Plan vert: sans «budget carbone», le Parti québécois prédit l’échec

QUÉBEC — Le Plan vert du gouvernement Legault pour réduire les émissions de gaz à effet de serre (GES) conduit le Québec tout droit vers l’échec. 

C’est la conclusion du chef péquiste Paul St-Pierre Plamondon, qui réclame l’instauration d’un budget carbone, soit des cibles précises de réduction des émissions de GES, secteur par secteur, ministère par ministère, avec un système de mesure des résultats.

Présenté cette semaine, le Plan vert illustre le «problème de fond» de la CAQ, qui fait «la sourde oreille» à ce qui se fait à l’étranger et ainsi «ne s’inspire pas des meilleures pratiques», a déploré M. St-Pierre Plamondon dans une entrevue avec La Presse Canadienne diffusée jeudi.  

Le ministre de l’Environnement, Benoit Charette, s’est engagé à faire état année après année des progrès accomplis, mais comme le Plan vert comporte des mesures sans un ensemble d’objectifs à mesurer, c’est «l’aveu d’un échec», estime le chef péquiste.

«C’est comme si on disait « j’ai fait de belles économies », sans garder l’oeil sur le but de l’exercice, soit d’équilibrer le budget.»

Il a rappelé que les pays qui réussissent dans leurs efforts de réduction des GES, le Royaume-Uni, le Danemark, la Finlande, par exemple, ont tous mis en place des «budgets carbone» ou des mécanismes de contrôle qui s’y apparentent. 
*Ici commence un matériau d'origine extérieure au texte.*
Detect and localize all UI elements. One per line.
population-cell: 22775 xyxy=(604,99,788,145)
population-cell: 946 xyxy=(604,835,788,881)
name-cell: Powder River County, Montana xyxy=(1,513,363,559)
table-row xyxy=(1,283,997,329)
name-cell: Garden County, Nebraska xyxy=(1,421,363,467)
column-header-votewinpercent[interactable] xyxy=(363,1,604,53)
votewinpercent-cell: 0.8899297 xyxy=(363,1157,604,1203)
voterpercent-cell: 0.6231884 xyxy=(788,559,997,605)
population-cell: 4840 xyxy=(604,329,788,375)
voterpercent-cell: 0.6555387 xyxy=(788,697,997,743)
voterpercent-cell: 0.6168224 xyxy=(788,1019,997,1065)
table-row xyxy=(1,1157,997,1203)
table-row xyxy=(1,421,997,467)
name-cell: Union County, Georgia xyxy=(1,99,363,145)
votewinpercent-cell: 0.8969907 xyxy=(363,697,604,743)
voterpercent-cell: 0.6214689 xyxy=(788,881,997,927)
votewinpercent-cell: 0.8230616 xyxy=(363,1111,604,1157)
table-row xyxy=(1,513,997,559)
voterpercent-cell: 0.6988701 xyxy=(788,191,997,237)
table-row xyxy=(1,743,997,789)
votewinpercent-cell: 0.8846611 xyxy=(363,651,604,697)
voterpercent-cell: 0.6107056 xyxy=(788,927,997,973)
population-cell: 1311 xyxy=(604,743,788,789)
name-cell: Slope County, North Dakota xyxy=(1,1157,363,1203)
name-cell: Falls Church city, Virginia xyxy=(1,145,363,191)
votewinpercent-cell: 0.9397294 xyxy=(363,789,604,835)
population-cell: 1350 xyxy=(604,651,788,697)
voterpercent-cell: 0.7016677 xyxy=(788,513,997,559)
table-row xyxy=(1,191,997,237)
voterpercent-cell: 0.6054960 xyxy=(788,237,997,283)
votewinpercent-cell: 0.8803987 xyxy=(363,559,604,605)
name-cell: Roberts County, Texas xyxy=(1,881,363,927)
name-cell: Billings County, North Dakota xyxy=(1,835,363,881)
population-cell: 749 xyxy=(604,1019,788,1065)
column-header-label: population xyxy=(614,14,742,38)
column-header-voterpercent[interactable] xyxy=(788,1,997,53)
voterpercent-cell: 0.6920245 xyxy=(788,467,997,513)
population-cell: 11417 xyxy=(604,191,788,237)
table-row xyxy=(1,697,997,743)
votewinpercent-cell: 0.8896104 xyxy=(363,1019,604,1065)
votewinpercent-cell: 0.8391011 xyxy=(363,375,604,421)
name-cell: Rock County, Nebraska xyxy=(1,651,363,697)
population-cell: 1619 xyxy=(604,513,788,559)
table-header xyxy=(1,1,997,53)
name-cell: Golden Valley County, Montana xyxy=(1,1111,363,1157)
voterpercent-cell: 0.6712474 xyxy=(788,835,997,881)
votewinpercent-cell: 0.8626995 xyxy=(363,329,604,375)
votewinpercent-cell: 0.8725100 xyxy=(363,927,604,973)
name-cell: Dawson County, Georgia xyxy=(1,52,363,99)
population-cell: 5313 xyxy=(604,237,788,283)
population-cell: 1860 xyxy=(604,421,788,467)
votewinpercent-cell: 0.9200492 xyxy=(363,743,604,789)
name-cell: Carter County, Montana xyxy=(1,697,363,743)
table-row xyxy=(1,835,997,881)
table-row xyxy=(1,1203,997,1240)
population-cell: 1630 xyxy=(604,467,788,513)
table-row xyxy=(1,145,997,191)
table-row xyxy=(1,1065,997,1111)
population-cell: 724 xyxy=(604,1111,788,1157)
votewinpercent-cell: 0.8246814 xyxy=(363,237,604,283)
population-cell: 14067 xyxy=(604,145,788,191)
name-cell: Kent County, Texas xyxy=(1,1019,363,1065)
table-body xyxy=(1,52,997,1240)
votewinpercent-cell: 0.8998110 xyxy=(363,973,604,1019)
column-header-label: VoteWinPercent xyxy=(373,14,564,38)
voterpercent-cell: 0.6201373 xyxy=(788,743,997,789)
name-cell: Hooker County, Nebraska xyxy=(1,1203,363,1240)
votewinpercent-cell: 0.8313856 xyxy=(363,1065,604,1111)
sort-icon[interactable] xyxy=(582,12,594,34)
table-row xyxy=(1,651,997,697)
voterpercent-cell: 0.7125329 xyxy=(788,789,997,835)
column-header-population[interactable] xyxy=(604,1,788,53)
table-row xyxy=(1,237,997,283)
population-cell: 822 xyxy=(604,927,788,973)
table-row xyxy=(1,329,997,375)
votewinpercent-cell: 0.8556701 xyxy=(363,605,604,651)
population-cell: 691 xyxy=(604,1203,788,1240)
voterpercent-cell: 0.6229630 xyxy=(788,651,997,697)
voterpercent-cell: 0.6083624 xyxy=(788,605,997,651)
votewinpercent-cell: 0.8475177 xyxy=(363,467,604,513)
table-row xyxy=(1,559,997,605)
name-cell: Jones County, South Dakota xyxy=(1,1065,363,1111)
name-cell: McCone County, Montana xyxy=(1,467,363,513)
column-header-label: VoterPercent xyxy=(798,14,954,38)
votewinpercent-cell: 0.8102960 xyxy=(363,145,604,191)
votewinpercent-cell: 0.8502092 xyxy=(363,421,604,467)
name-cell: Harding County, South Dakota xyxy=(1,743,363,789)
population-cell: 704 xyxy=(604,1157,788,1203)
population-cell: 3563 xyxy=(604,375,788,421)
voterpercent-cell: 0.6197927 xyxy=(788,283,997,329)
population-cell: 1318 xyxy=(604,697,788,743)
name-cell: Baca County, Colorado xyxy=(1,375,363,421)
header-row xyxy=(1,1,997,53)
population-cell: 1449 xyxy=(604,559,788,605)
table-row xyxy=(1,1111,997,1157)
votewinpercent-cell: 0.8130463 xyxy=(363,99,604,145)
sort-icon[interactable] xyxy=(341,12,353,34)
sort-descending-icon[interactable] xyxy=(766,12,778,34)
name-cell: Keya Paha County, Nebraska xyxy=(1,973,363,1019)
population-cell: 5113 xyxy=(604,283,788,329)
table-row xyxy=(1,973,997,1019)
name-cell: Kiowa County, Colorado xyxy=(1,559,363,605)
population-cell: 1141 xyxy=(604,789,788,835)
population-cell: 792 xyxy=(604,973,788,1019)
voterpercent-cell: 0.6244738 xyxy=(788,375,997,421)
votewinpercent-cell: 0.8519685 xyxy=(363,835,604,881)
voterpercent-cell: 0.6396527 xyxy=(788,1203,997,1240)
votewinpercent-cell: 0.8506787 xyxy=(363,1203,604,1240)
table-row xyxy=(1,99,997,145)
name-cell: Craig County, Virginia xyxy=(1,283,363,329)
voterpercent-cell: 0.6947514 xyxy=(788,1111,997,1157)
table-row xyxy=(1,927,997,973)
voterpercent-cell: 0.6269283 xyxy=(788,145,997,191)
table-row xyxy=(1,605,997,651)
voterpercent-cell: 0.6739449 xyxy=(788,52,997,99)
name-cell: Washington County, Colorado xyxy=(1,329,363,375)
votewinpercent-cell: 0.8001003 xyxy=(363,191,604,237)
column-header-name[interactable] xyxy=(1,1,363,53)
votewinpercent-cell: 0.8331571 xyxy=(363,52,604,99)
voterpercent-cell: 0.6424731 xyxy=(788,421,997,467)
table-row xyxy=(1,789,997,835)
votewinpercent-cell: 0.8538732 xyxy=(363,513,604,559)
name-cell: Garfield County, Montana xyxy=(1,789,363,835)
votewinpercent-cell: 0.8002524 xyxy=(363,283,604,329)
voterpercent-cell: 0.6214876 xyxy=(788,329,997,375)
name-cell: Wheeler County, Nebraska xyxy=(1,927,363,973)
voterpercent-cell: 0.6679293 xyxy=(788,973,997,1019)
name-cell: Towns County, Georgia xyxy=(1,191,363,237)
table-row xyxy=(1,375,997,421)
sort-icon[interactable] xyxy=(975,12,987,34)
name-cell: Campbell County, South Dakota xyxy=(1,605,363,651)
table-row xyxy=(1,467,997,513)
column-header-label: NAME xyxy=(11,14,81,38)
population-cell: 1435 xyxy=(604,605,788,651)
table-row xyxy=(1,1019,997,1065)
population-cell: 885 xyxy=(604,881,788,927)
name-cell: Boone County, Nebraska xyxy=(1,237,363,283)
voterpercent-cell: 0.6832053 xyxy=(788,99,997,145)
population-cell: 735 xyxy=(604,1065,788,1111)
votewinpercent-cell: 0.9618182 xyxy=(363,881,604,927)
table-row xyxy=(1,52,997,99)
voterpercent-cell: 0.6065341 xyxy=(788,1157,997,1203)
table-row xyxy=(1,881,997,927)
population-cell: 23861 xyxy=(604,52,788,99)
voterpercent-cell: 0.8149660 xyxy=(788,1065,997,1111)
«Il faut considérer les GES comme un budget à gérer, a-t-il imagé. Sinon, c’est comme si on gérait le budget de l’État sans subdiviser par ministère, alors qu’il faut subdiviser et placer des contraintes budgétaires à chaque ministère. (…) Chaque entité dépasse son budget, mais elle ne le sait pas, elle n’a pas de budget carbone, elle ne sait qu’elle excède son plafond.»

L’objectif est de réduire de 29 mégatonnes les émissions GES du Québec, donc il faut qu’une cible précise soit attribuée à chaque ministère, chaque programme, chaque secteur économique, pour arriver à ce résultat total, a résumé M. St-Pierre Plamondon.

Ainsi, autant le secteur de l’aluminium, que la SEPAQ ou encore les hôpitaux, chacun doit être responsabilisé clairement, pour pouvoir suivre la progression et apporter des correctifs. 

«Si le secteur de la santé n’a pas d’objectif précis, la discussion dans l’hôpital n’aura jamais lieu, a-t-il imagé. C’est ça, le problème, si personne n’est au courant dans sa gestion quotidienne. C’est comme un bar ouvert.»

Rappelons que le Plan vert prévoit de réduire de 37,5 % les émissions de GES d’ici à 2030, conformément aux obligations internationales de l’accord de Paris sur la lutte aux changements climatiques. 

Cependant, le plan caquiste est incomplet, puisqu’il comprend des mesures pour atteindre environ 40 % de l’objectif, soit une douzaine de mégatonnes sur 29, et reste silencieux sur ce qui doit être fait pour les 60 % restants.

«C’est ouvertement insuffisant par rapport à ce que la science nous demande de faire», a conclu M. St-Pierre Plamondon.